In the book »Understanding Machine Learning: From Theory to Algorithms«, written by Ben-David and Shalev-Shwartz, there is a proof which I do not understand. The context is proving that if a hypothesis class $\mathcal{H}$ has finite VC dimension, then it enjoys the uniform convergence property.

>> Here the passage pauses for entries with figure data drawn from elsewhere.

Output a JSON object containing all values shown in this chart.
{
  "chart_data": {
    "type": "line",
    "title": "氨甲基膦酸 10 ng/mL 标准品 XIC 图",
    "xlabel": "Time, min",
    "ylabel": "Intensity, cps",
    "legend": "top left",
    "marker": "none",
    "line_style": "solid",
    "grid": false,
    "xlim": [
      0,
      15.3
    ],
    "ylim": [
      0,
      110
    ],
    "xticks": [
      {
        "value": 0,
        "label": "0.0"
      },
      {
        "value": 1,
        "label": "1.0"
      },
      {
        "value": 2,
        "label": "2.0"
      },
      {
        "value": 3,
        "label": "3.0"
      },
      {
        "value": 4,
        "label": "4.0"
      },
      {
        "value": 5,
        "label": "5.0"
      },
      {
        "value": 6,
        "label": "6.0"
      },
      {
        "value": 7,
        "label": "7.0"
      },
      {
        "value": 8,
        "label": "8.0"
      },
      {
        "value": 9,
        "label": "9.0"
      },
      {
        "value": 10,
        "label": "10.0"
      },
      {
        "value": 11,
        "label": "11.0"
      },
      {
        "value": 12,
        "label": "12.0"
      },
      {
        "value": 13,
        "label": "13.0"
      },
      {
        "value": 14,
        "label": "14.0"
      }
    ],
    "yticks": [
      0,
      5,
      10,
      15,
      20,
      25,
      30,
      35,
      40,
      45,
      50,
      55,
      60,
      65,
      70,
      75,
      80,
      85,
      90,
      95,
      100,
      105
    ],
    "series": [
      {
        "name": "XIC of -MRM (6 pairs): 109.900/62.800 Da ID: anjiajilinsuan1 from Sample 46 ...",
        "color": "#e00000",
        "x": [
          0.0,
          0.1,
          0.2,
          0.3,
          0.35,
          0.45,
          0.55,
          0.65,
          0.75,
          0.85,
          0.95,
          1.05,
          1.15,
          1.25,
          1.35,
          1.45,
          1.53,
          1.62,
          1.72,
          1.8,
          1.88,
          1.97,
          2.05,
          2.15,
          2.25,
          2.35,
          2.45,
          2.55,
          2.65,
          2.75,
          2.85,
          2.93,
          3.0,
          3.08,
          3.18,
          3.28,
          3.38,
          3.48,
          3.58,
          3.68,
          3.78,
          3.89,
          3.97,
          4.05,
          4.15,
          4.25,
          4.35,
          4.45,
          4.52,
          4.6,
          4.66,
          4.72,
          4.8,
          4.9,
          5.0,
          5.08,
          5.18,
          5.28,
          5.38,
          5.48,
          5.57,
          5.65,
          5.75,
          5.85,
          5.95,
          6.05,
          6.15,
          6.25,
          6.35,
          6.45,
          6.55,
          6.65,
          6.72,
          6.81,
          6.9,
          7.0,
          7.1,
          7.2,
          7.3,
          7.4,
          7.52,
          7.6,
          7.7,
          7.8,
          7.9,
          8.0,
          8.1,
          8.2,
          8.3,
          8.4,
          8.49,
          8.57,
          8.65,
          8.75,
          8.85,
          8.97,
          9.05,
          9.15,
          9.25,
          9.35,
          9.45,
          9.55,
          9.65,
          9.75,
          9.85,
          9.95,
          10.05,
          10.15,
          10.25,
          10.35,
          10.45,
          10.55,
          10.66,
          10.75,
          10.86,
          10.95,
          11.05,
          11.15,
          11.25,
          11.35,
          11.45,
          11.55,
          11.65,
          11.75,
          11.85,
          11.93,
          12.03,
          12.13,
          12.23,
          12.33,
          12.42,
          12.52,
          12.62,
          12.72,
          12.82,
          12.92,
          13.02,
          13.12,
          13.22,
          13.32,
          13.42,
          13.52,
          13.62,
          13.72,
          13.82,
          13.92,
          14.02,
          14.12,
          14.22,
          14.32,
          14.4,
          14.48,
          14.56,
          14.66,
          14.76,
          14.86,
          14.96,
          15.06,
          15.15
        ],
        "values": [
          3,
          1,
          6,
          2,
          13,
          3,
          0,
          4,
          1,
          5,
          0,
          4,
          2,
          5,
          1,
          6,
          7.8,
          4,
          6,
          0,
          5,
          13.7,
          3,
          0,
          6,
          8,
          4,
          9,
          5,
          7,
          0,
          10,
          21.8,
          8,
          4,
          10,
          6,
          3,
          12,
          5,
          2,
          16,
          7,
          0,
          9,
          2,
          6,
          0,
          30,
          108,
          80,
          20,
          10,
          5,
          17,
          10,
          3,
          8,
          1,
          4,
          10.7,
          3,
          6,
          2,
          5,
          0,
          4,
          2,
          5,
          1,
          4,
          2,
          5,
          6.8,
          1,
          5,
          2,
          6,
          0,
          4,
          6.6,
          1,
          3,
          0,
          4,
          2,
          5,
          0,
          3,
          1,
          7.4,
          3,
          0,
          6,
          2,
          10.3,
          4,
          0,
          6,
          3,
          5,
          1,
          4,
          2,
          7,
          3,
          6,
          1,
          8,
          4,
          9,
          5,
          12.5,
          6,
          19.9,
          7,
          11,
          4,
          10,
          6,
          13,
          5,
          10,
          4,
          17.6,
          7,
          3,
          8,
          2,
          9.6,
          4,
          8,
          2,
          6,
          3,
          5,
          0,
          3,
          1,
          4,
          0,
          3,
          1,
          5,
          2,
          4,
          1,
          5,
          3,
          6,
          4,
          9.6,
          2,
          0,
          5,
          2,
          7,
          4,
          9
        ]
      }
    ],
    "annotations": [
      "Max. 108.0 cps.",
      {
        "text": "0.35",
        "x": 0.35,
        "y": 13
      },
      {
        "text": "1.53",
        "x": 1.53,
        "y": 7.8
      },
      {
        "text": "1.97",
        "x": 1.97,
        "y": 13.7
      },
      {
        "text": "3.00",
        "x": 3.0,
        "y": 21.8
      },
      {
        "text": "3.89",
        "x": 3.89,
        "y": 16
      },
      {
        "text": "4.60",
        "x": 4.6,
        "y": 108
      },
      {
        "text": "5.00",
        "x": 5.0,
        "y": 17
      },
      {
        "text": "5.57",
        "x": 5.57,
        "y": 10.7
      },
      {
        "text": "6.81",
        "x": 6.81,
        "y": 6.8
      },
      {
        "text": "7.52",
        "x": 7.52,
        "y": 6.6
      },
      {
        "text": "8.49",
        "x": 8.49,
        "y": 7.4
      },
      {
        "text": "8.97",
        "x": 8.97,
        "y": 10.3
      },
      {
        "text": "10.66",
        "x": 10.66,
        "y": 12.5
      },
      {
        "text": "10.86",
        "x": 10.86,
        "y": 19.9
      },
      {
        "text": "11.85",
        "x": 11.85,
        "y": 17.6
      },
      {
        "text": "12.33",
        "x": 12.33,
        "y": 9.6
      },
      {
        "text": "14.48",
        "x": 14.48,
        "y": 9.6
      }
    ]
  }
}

The proof of this implication involves Sauer's Lemma (hypothesis classes with finite VC dimension have »small effective size«) and a theorem stating that hypothesis classes with »small effective size« enjoy the uniform convergence property. The proof of the latter sub-implication involves this theorem (Theorem 6.11 in the book):
Let $\mathcal{H}$ be a hypethesis class of binary classifiers over a domain $\mathcal{X}$ and let $\tau_{\mathcal{H}}$ be its growth function (from Sauer's Lemma). Then, for all $m \in \mathbb{N}$, for every distribution $\mathcal{D}$ over $\mathcal{X} \times \{0, 1\}$ and every $\delta \in (0, 1)$: $$ \forall h \in \mathcal{H}: \mathbb{P}_{S \sim \mathcal{D}^m}\left[ | L_{\mathcal{D}}(h) - L_S(h) | \leq \frac{4 + \sqrt{\log(\tau_{\mathcal{H}}(2m))}}{\delta\sqrt{2m}} \right] \geq 1 - \delta $$
In the proof for this theorem it is stated, that it follows immediately from the inequality $$ \mathbb{E}_{S \sim \mathcal{D}^m}\left[ \sup_{h \in \mathcal{H}} | L_{\mathcal{D}}(h) - L_S(h) | \right] \leq \frac{4 + \sqrt{\log(\tau_{\mathcal{H}}(2m))}}{\sqrt{2m}}, $$ the fact that the random variable $\theta := \sup_{h \in \mathcal{H}} | L_{\mathcal{D}}(h) - L_S(h) |$ is nonnegative and Markov's inequality.
However, I do not see how it follows immediately from those facts. What am I missing?